From a practical point of view one might ask at which situation one should use the G-QLPSD or a comparable quality of life measure for scoliosis patients such as the SRS-22. In general, it is important to monitor the experienced quality of life of scoliosis patients during and after treatment to provide optimal medical and, if needed, psychological support. In doing so, the German versions of QLPSD and SRS-22 are comparable in terms of length and reliability, yet more systematic validation data in German are available for the G-QLPSD. A practical guide could be to consider which assessed aspects are most important for the treatment of a specific patient: Both questionnaires ask for patients’ evaluations of pain, body image and psychosocial functioning. Yet, the SRS-22 follows a more global screening approach, additionally assessing mental health and satisfaction, while the QLPSD is a little more specific, additionally asking for sleep disturbances and back flexibility. Thus, if a screening is needed the SRS-22 might better fit due to it’s more global approach. If quality of life should be assessed in more detail with a highly valid instrument the G-QLPSD is to prefer. Especially in the treatment of patients the additional aspects asked in the QLPSD (such as sleep quality) could be of high interest. Finally, one has to keep in mind that the original QLPSD was constructed and validated for adolescents [1]. Yet, we successfully expanded the age range and validated the German version for adults as well.
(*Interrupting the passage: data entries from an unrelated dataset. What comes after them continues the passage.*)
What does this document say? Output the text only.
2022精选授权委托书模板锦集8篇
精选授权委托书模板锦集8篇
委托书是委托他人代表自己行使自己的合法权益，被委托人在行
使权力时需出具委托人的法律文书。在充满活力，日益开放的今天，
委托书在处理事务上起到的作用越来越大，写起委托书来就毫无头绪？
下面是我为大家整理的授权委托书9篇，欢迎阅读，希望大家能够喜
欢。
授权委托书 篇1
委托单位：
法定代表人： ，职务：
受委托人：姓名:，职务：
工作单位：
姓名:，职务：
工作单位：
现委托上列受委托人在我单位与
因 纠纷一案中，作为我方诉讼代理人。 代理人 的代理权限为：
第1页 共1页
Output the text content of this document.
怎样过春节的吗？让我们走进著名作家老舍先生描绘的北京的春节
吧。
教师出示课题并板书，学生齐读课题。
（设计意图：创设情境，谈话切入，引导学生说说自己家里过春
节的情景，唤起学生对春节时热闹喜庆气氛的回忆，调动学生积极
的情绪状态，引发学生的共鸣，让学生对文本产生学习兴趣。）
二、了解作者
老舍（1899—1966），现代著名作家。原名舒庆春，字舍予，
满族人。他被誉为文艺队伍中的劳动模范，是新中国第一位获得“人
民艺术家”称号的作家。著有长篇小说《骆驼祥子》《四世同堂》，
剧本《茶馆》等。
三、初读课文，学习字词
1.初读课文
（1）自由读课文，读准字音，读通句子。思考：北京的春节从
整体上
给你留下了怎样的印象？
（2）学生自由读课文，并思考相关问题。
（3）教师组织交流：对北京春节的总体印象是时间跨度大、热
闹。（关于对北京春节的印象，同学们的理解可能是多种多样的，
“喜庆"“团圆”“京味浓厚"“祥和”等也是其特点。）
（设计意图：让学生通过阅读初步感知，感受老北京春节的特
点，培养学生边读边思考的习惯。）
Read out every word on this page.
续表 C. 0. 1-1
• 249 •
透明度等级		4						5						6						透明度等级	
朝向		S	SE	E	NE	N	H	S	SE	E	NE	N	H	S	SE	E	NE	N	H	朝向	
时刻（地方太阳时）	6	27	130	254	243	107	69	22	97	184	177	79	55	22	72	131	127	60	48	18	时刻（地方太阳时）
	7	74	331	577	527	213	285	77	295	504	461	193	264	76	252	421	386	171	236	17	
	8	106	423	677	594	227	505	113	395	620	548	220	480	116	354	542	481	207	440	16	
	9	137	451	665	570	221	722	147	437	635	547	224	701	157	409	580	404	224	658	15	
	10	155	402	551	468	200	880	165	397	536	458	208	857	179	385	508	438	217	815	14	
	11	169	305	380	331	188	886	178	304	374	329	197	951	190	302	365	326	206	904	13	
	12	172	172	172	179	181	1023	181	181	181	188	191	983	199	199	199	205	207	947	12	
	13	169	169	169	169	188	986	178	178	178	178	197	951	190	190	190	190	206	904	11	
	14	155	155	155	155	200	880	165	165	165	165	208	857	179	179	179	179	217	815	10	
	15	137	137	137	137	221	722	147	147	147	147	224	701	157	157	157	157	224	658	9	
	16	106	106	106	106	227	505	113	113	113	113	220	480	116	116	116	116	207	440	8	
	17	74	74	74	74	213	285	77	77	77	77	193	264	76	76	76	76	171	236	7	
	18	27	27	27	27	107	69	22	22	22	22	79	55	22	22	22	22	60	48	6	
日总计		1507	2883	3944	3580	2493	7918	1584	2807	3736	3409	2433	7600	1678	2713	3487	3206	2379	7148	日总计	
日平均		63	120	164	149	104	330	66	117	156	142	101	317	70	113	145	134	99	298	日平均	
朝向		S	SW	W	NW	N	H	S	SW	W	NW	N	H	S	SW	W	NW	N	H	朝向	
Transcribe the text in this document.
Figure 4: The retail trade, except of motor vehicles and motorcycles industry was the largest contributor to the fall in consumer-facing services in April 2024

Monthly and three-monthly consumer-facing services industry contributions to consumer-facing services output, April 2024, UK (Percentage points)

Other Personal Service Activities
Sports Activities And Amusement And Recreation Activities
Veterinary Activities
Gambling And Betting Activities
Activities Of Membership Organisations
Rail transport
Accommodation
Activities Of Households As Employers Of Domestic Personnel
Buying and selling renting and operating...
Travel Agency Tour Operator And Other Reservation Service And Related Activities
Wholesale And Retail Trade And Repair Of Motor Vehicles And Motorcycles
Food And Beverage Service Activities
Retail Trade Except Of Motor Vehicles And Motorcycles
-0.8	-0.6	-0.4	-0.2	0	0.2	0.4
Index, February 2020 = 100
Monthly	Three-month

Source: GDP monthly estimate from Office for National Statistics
One of the limitations of this study is the fact that no radiographic data for the patients were analyzed, due to the self-reporting online format of the study. The web-based self-reporting character of the study involves a risk of incorrect or misleading answers being given, in addition to misunderstandings. Nevertheless, this study format makes it possible to include large groups of participants. The results of the subgroup analyses showed that samples as large as this are required to identify the effects of variables such as age. In addition, a sample size >250 is recommended when seeking stable estimates of correlations [29]. With regard to factor analysis, most sample size requirements for producing a reliable factor solution were met in the present study, although definitive identification of a multifactorial model might require larger sample sizes [30, 31] and the five-factor solution found for the G-QLPSD should be tested in the future in a confirmatory factor analysis.

In summary, the G-QLPSD (Online Appendix 1) is a simple and feasible, valid and reliable questionnaire that provides valuable information for physicians and patients in the management of scoliosis.

Conclusion

  • This is the first publication of a systematically translated German version of the QLPSD (G-QLPSD), including a sophisticated analysis of reliability and validity.

  • The G-QLPSD proved to be a highly reliable instrument.

  • The G-QLPSD showed strong factorial, convergent, divergent, concurrent, and discriminant validity.

  • Older patients and patients with Cobb angles of ≥40° showed poorer G-QLPSD results.

  • The G-QLPSD can be recommended for clinical use to evaluate quality of life in patients with spinal deformities.